The integrated capacity solutions segment reported revenue increased 56% during the most recent quarter to $525 million from $335.5 million last year. The revenue growth was driven primarily from a 58% increase in revenue per load, which was favorably impacted by higher spot and contractual rates — this despite segment volumes declining 1% from the prior year because of customer freight mix changes. Operating income increased to $7.3 million during the recent quarter from an operating loss of $18.9 million during the same time last year.
The final-mile services segment reported that revenue increased 31% to $202 million during the recent quarter from $153.6 million during the same time last year. Stop count within the segment increased 37% during the quarter because of additional multiple customer contracts implemented over the last year. Productivity decreased approximately 4% compared to the prior-year period primarily from a shift in the mix of business between asset and asset-light operations. The operating income for the quarter was $8.5 million, compared to an operating loss of $3.3 million last year.
The trucking segment revenue increased 43% to $150 million during the recent quarter compared with $105 million during the same time last year. This was a result of a 6% increase in load count, a 38% increase in revenue per load and an 8% increase in average length of haul. Operating income for the segment increased 472% to $10.2 million from $1.8 million last year. This was partially due to increased load counts and revenue per load being partially offset by increases in purchased transportation expense and higher salary and wage expenses for nondriving personnel. The prior-year period also accounts for a one-time $500,000 COVID-related bonus.
J.B. Hunt also reported that total freight transactions in its J.B. Hunt 360 platform increased to $443 million in Q1 compared to $294 million in the prior-year quarter. This was driven by third-party dray, independent contractor and power-only capacity costs through the platform during the quarter.

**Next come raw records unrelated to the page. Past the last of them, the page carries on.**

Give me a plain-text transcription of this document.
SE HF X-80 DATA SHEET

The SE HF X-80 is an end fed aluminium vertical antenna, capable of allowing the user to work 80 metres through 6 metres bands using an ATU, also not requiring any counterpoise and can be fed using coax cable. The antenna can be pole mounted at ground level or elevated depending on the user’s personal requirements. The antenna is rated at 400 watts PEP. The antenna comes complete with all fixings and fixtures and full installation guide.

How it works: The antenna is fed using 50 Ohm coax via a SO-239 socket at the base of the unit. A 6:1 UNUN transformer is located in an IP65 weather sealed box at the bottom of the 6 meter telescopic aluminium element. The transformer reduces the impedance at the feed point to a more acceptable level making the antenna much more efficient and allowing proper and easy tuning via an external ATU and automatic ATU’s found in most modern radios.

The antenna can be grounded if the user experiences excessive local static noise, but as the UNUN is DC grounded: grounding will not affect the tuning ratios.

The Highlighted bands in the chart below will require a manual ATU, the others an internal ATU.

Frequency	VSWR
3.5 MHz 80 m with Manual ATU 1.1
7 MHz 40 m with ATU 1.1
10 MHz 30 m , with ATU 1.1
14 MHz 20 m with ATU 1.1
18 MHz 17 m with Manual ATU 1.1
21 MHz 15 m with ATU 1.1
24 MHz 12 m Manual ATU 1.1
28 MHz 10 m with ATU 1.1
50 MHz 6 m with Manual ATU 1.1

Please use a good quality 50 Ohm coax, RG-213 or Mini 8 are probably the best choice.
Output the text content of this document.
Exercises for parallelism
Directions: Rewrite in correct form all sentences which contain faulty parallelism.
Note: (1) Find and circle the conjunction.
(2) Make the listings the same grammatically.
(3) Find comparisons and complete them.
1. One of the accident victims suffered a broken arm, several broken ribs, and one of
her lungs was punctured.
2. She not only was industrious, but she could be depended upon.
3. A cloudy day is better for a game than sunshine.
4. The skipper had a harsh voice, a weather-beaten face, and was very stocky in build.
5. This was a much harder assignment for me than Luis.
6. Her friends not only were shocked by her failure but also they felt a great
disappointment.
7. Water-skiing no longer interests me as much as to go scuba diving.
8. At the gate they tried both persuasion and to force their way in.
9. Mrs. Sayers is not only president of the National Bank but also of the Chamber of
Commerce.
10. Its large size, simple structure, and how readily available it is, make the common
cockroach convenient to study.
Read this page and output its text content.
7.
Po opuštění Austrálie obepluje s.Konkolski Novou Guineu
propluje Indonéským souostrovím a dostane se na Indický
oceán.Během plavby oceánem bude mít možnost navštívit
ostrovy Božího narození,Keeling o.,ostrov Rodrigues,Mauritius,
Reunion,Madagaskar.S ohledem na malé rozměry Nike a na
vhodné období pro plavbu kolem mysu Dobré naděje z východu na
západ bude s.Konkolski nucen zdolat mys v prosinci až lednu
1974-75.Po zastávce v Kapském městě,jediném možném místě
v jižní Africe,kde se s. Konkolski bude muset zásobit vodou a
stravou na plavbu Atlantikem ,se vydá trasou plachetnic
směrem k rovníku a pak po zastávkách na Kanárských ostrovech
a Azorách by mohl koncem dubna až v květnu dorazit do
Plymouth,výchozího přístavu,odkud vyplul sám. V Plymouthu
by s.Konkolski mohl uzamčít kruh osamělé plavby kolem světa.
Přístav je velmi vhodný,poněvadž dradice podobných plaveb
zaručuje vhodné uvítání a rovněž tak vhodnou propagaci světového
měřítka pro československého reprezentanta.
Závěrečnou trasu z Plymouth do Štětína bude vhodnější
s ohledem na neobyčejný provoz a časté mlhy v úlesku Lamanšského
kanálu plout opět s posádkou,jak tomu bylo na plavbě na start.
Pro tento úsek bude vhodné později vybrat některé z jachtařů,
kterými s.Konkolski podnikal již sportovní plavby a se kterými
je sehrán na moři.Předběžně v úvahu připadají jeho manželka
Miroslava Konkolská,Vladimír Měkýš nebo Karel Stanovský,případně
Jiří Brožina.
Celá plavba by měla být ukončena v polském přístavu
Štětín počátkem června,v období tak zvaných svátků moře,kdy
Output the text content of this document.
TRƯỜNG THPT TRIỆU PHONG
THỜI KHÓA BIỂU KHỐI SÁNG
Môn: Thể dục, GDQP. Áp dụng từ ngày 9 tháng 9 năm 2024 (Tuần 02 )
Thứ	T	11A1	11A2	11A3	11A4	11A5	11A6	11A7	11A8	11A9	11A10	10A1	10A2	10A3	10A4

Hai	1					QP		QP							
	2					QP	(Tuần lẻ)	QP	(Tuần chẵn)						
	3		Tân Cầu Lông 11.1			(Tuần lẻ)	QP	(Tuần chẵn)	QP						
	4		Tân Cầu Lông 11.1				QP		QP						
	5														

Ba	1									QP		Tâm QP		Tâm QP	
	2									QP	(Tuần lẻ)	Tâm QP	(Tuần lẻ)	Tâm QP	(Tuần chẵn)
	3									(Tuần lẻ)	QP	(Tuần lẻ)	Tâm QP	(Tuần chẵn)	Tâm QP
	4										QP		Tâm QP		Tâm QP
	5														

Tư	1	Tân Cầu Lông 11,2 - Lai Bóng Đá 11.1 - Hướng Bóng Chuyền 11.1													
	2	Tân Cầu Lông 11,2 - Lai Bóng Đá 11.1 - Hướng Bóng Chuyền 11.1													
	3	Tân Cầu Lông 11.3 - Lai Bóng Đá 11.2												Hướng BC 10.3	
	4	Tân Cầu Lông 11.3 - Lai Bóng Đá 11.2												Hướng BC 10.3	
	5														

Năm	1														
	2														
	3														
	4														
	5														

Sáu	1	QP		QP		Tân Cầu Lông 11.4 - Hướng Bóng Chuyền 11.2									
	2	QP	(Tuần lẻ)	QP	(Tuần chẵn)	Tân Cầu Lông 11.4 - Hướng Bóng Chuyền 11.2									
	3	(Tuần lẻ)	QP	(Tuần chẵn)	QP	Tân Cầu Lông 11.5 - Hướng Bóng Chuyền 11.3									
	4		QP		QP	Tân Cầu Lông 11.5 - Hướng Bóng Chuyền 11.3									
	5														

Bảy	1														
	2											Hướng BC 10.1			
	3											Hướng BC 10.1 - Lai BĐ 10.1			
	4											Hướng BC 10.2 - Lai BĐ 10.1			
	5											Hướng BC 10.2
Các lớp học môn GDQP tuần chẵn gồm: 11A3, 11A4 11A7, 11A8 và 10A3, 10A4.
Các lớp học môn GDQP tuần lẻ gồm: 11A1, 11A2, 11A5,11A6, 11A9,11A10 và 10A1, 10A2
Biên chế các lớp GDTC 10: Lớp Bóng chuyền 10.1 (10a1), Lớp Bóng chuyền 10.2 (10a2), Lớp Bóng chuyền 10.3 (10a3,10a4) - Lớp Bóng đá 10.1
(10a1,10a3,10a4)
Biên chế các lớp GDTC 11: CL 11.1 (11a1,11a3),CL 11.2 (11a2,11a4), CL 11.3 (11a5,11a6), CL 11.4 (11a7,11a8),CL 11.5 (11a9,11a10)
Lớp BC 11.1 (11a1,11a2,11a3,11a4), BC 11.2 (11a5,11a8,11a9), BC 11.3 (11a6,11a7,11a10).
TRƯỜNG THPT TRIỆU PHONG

Cowen and Co. was impressed by the quarterly growth and highlighted the integrated capacity solutions segment for its 56% increase in revenue. “JBHT posted an impressive 1Q on both the top- and bottom-line despite impacts from February storms,” Cowen analyst Jason Seidl wrote in the report. “The company had 56% growth in its ICS segment due to favorable impacts from spot and contract rates. Management reset expectations on LT margins, cautious commentary that was foreshadowed in 4Q.”
J.B. Hunt Transport Services Inc. ranks No. 4 on the Transport Topics Top 100 list of the largest for-hire carriers in North America. It also ranks No.5 on the TT list of the 50 largest logistics companies in North America.